Part 2: Datacenter Activation Coordination and the File Share Witness

In Part 1 of this series, I provided a high level overview of how Datacenter Activation Coordination (DAC) mode works and how the database mount process on startup is affected when DAC mode is enabled.  (https://blogs.technet.com/b/timmcmic/archive/2012/05/21/my-databases-do-not-automatically-mount-after-i-enabled-datacenter-activation-coordination.aspx)

 

Remember, with DAC mode enabled, different rules apply for mounting databases on startup. The starting DAG member must be able to participate in a cluster that has quorum, and it must be able to communicate with another DAG member that has a DACP value of 1 or be able to communicate with all DAG members listed on the StartedMailboxServers list.

 

When a datacenter switchover has been performed and DAC mode is enabled, there could exist a condition where the standby datacenter contains a single DAG member (and therefore a single node cluster). This raises two interesting conditions:

 

  • A single node cluster always has quorum
  • There could be a single server on the started servers list

 

If the primary datacenter were restored to service without connectivity to the standby datacenter, this configuration could result in a split brain condition. To protect against this, we use an independent arbitrator to assist in determining the DACP bit: the boot time of the witness server.

 

When DAC mode is enabled, a DAG member will record two values in the registry at HKEY_LOCAL_MACHINE\Software\Microsoft\ExchangeServer\v14\Replay\Parameters:

 

  • BootTimeCookie = the boot time of the DAG member
  • BootTimeFSWCookie = the boot time of the witness server (which we obtain using WMI)

 

When DAC mode is enabled, there are different mount-on-startup rules that apply when only a single DAG member remains:

 

  • If the bootTimeCookie equals the boot time of the DAG member <and> the bootTimeFSWCookie does not equal the boot time of the witness server, then the DACP bit is set to 1.
  • If the bootTimeFSWCookie equals the boot time of the witness server <and> the bootTimeCookie does not equal the boot time of the DAG member, then the DACP bit is set to 1.
  • If the bootTimeFSWCookie equals the boot time of the witness server <and> the bootTimeCookie equals the boot time of the DAG member, then the DACP bit is set to 1.
  • If the bootTimeFSWCookie is not equal to the boot time of the witness server <and> the bootTimeCookie is not equal to the boot time of the DAG member, then the DACP bit remains at 0.

 

In the following examples, a two-member DAG was configured, and a datacenter switchover was performed resulting in a single-node cluster.

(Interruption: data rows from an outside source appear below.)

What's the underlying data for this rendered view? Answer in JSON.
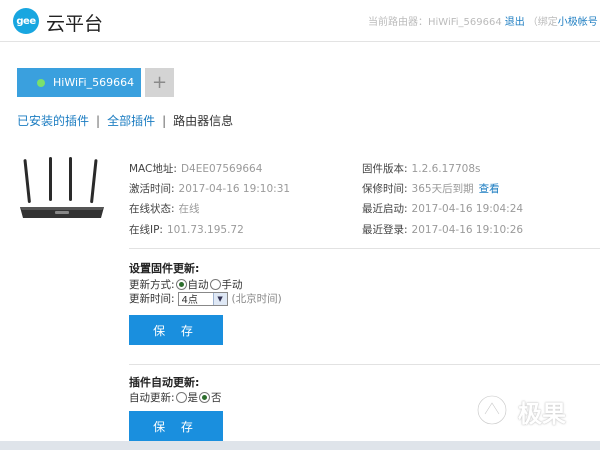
{
  "header": {
    "logo_text": "gee",
    "brand": "云平台",
    "current_router_label": "当前路由器：",
    "current_router_name": "HiWiFi_569664",
    "logout": "退出",
    "bind_prefix": "（绑定",
    "account": "小极帐号"
  },
  "tabs": {
    "active_label": "HiWiFi_569664",
    "add_symbol": "+"
  },
  "subnav": {
    "installed": "已安装的插件",
    "sep1": "|",
    "all": "全部插件",
    "sep2": "|",
    "current": "路由器信息"
  },
  "router_info": {
    "mac_label": "MAC地址:",
    "mac_value": "D4EE07569664",
    "activated_label": "激活时间:",
    "activated_value": "2017-04-16 19:10:31",
    "online_label": "在线状态:",
    "online_value": "在线",
    "ip_label": "在线IP:",
    "ip_value": "101.73.195.72",
    "firmware_label": "固件版本:",
    "firmware_value": "1.2.6.17708s",
    "warranty_label": "保修时间:",
    "warranty_value": "365天后到期",
    "warranty_link": "查看",
    "last_start_label": "最近启动:",
    "last_start_value": "2017-04-16 19:04:24",
    "last_login_label": "最近登录:",
    "last_login_value": "2017-04-16 19:10:26"
  },
  "firmware_update": {
    "title": "设置固件更新:",
    "mode_label": "更新方式:",
    "mode_auto": "自动",
    "mode_manual": "手动",
    "mode_selected": "自动",
    "time_label": "更新时间:",
    "time_value": "4点",
    "time_note": "(北京时间)",
    "save": "保 存"
  },
  "plugin_update": {
    "title": "插件自动更新:",
    "auto_label": "自动更新:",
    "yes": "是",
    "no": "否",
    "selected": "否",
    "save": "保 存"
  },
  "watermark": {
    "text": "极果"
  },
  "colors": {
    "accent": "#1a8fde",
    "tab": "#3aa0de",
    "link": "#1b7cc1",
    "online_dot": "#7ae06c"
  }
}
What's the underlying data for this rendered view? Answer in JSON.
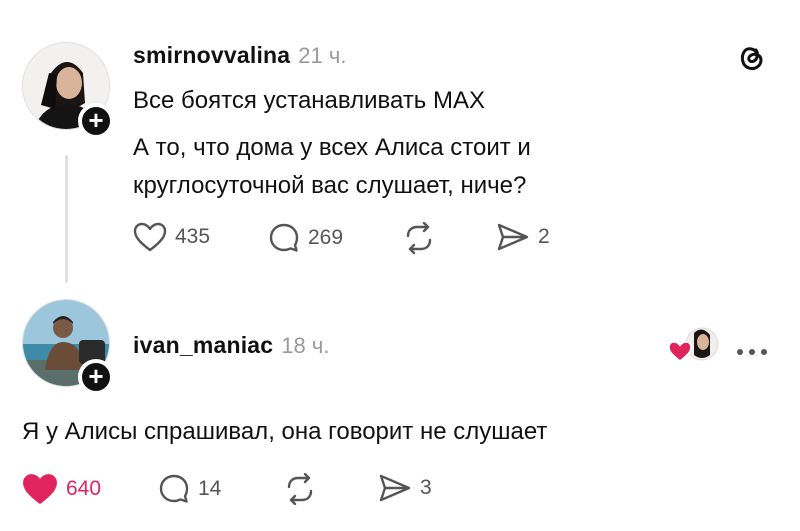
{
  "post": {
    "username": "smirnovvalina",
    "time": "21 ч.",
    "line1": "Все боятся устанавливать MAX",
    "line2": "А то, что дома у всех Алиса стоит и",
    "line3": "круглосуточной вас слушает, ниче?",
    "likes": "435",
    "comments": "269",
    "shares": "2",
    "icons": [
      "threads-logo-icon",
      "heart-icon",
      "comment-icon",
      "repost-icon",
      "share-icon",
      "follow-plus-icon"
    ]
  },
  "reply": {
    "username": "ivan_maniac",
    "time": "18 ч.",
    "text": "Я у Алисы спрашивал, она говорит не слушает",
    "likes": "640",
    "comments": "14",
    "shares": "3",
    "liked": true,
    "like_color": "#e0245e",
    "icons": [
      "liked-by-author-icon",
      "more-options-icon",
      "heart-filled-icon",
      "comment-icon",
      "repost-icon",
      "share-icon"
    ]
  }
}
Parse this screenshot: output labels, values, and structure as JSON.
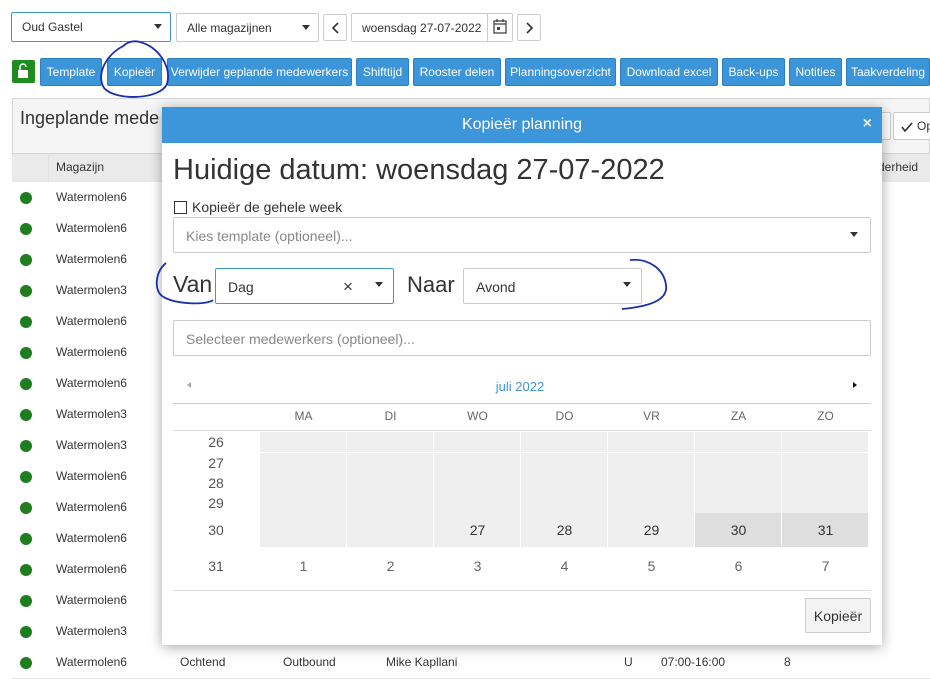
{
  "top": {
    "location_select": "Oud Gastel",
    "warehouse_select": "Alle magazijnen",
    "date_value": "woensdag 27-07-2022",
    "prev_icon": "chevron-left-icon",
    "next_icon": "chevron-right-icon"
  },
  "toolbar": {
    "buttons": [
      "Template",
      "Kopieër",
      "Verwijder geplande medewerkers",
      "Shifttijd",
      "Rooster delen",
      "Planningsoverzicht",
      "Download excel",
      "Back-ups",
      "Notities",
      "Taakverdeling"
    ]
  },
  "panel": {
    "title": "Ingeplande mede",
    "ok_button": "Op",
    "col_magazijn": "Magazijn",
    "col_right": "derheid"
  },
  "rows": [
    {
      "magazijn": "Watermolen6"
    },
    {
      "magazijn": "Watermolen6"
    },
    {
      "magazijn": "Watermolen6"
    },
    {
      "magazijn": "Watermolen3"
    },
    {
      "magazijn": "Watermolen6"
    },
    {
      "magazijn": "Watermolen6"
    },
    {
      "magazijn": "Watermolen6"
    },
    {
      "magazijn": "Watermolen3"
    },
    {
      "magazijn": "Watermolen3"
    },
    {
      "magazijn": "Watermolen6"
    },
    {
      "magazijn": "Watermolen6"
    },
    {
      "magazijn": "Watermolen6"
    },
    {
      "magazijn": "Watermolen6"
    },
    {
      "magazijn": "Watermolen6"
    },
    {
      "magazijn": "Watermolen3"
    }
  ],
  "last_row": {
    "magazijn": "Watermolen6",
    "shift": "Ochtend",
    "afdeling": "Outbound",
    "naam": "Mike Kapllani",
    "code": "U",
    "tijd": "07:00-16:00",
    "uren": "8"
  },
  "modal": {
    "title": "Kopieër planning",
    "close": "×",
    "heading": "Huidige datum: woensdag 27-07-2022",
    "week_checkbox_label": "Kopieër de gehele week",
    "template_placeholder": "Kies template (optioneel)...",
    "van_label": "Van",
    "van_value": "Dag",
    "naar_label": "Naar",
    "naar_value": "Avond",
    "employees_placeholder": "Selecteer medewerkers (optioneel)...",
    "copy_button": "Kopieër"
  },
  "calendar": {
    "month": "juli 2022",
    "weekdays": [
      "MA",
      "DI",
      "WO",
      "DO",
      "VR",
      "ZA",
      "ZO"
    ],
    "weeks": [
      {
        "num": "26",
        "days": [
          "",
          "",
          "",
          "",
          "",
          "",
          ""
        ]
      },
      {
        "num": "27",
        "days": [
          "",
          "",
          "",
          "",
          "",
          "",
          ""
        ]
      },
      {
        "num": "28",
        "days": [
          "",
          "",
          "",
          "",
          "",
          "",
          ""
        ]
      },
      {
        "num": "29",
        "days": [
          "",
          "",
          "",
          "",
          "",
          "",
          ""
        ]
      },
      {
        "num": "30",
        "days": [
          "",
          "",
          "27",
          "28",
          "29",
          "30",
          "31"
        ]
      },
      {
        "num": "31",
        "days": [
          "1",
          "2",
          "3",
          "4",
          "5",
          "6",
          "7"
        ]
      }
    ]
  }
}
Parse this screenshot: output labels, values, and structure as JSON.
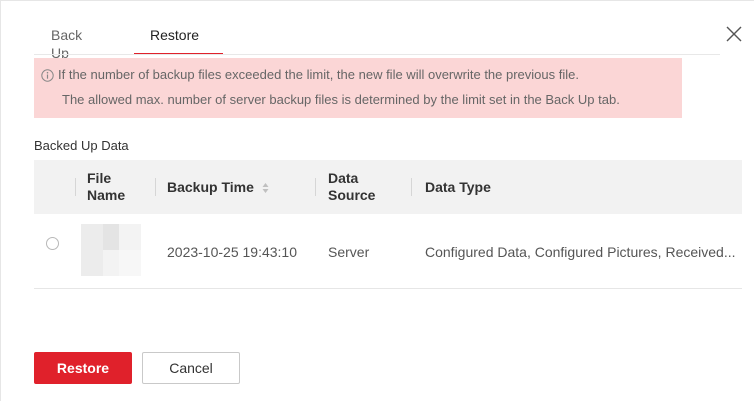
{
  "tabs": [
    {
      "label": "Back Up",
      "active": false
    },
    {
      "label": "Restore",
      "active": true
    }
  ],
  "notice": {
    "line1": "If the number of backup files exceeded the limit, the new file will overwrite the previous file.",
    "line2": "The allowed max. number of server backup files is determined by the limit set in the Back Up tab."
  },
  "section_title": "Backed Up Data",
  "table": {
    "headers": {
      "file_name_1": "File",
      "file_name_2": "Name",
      "backup_time": "Backup Time",
      "data_source_1": "Data",
      "data_source_2": "Source",
      "data_type": "Data Type"
    },
    "rows": [
      {
        "selected": false,
        "backup_time": "2023-10-25 19:43:10",
        "data_source": "Server",
        "data_type": "Configured Data, Configured Pictures, Received..."
      }
    ]
  },
  "buttons": {
    "restore": "Restore",
    "cancel": "Cancel"
  },
  "colors": {
    "accent": "#e0212b",
    "notice_bg": "#fbd6d6",
    "header_bg": "#f2f2f2"
  },
  "icons": {
    "close": "close-icon",
    "info": "info-icon",
    "sort": "sort-icon"
  }
}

The specific test, with tracing data, is provided for each example.

 

Example #1

 

In this example, the Microsoft Exchange Replication service on the single surviving node is restarted. Neither the DAG member itself nor the witness server was restarted. The bootTimeFSWCookie equals the boot time of the witness server <and> the bootTimeCookie equals the boot time of the DAG member, resulting in a DACP bit of 1.

 

438 00000000 5264 Cluster.Replay ActiveManager GetBootTimeWithWmi: WMI says that the boot time for dc.exchange.msft is 05/27/2012 16:28:12.
439 00000000 5264 Cluster.Replay ActiveManager DetermineAutomountConsensus: checking if the replay service has restarted since the MommyMayIMount bit was set.
455 00000000 5264 Cluster.Replay ActiveManager GetBootTimeWithWmi: WMI says that the boot time for MBX-2.exchange.msft is 05/27/2012 18:02:49.
456 00000000 5264 Cluster.Replay ActiveManager DetermineAutomountConsensus: WMI says the boot time is 05/27/2012 18:02:49, and the boot time when the Mount bit was set was 05/27/2012 18:02:49.
457 00000000 5264 Cluster.Replay ActiveManager DetermineAutomountConsensus found matching boot timestamps, assuming that the replay service has restarted since setting the bit.
458 00000000 5264 Cluster.Replay ActiveManager AllowAutoMount called: Found matching boot timestamps, assuming that the replay service has restarted since setting the bit.
460 00000000 5264 Cluster.Replay ActiveManager RefreshConfigInternal: The Automount consensus is true.

Example #2

 

In this example, the remaining DAG member was restarted and the witness server remained running. The bootTimeFSWCookie equals the boot time of the witness server <and> the bootTimeCookie does not equal the boot time of the DAG member, resulting in a DACP bit of 1.

 

85 00000000 2996 Cluster.Replay ActiveManager GetBootTimeWithWmi: WMI says that the boot time for dc.exchange.msft is 05/27/2012 16:28:12.
86 00000000 2996 Cluster.Replay ActiveManager DetermineAutomountConsensus: checking if the replay service has restarted since the MommyMayIMount bit was set.
87 00000000 2996 Cluster.Replay ActiveManager GetBootTimeWithWmi: WMI says that the boot time for MBX-2.exchange.msft is 05/27/2012 19:11:49.
88 00000000 2996 Cluster.Replay ActiveManager DetermineAutomountConsensus: WMI says the boot time is 05/27/2012 19:11:49, and the boot time when the Mount bit was set was 05/27/2012 18:58:31.
89 00000000 2996 Cluster.Replay ActiveManager DetermineAutomountConsensusUnanimity: There is only one node in the cluster -- this is not sufficient to allow mounts!
90 00000000 2996 Cluster.Replay ActiveManager DetermineAutomountConsensusForSingleMachine: checking if the file share witness has restarted since the MommyMayIMount bit was set.
91 00000000 2996 Cluster.Replay ActiveManager DetermineAutomountConsensusForSingleMachine: WMI says the boot time for the FSW server is 05/27/2012 16:28:12, and the boot time when the Mount bit was set was 05/27/2012 16:28:12.
92 00000000 2996 Cluster.Replay ActiveManager DetermineAutomountConsensusForSingleMachine found matching boot timestamps, assuming that only this computer has restarted since setting the bit.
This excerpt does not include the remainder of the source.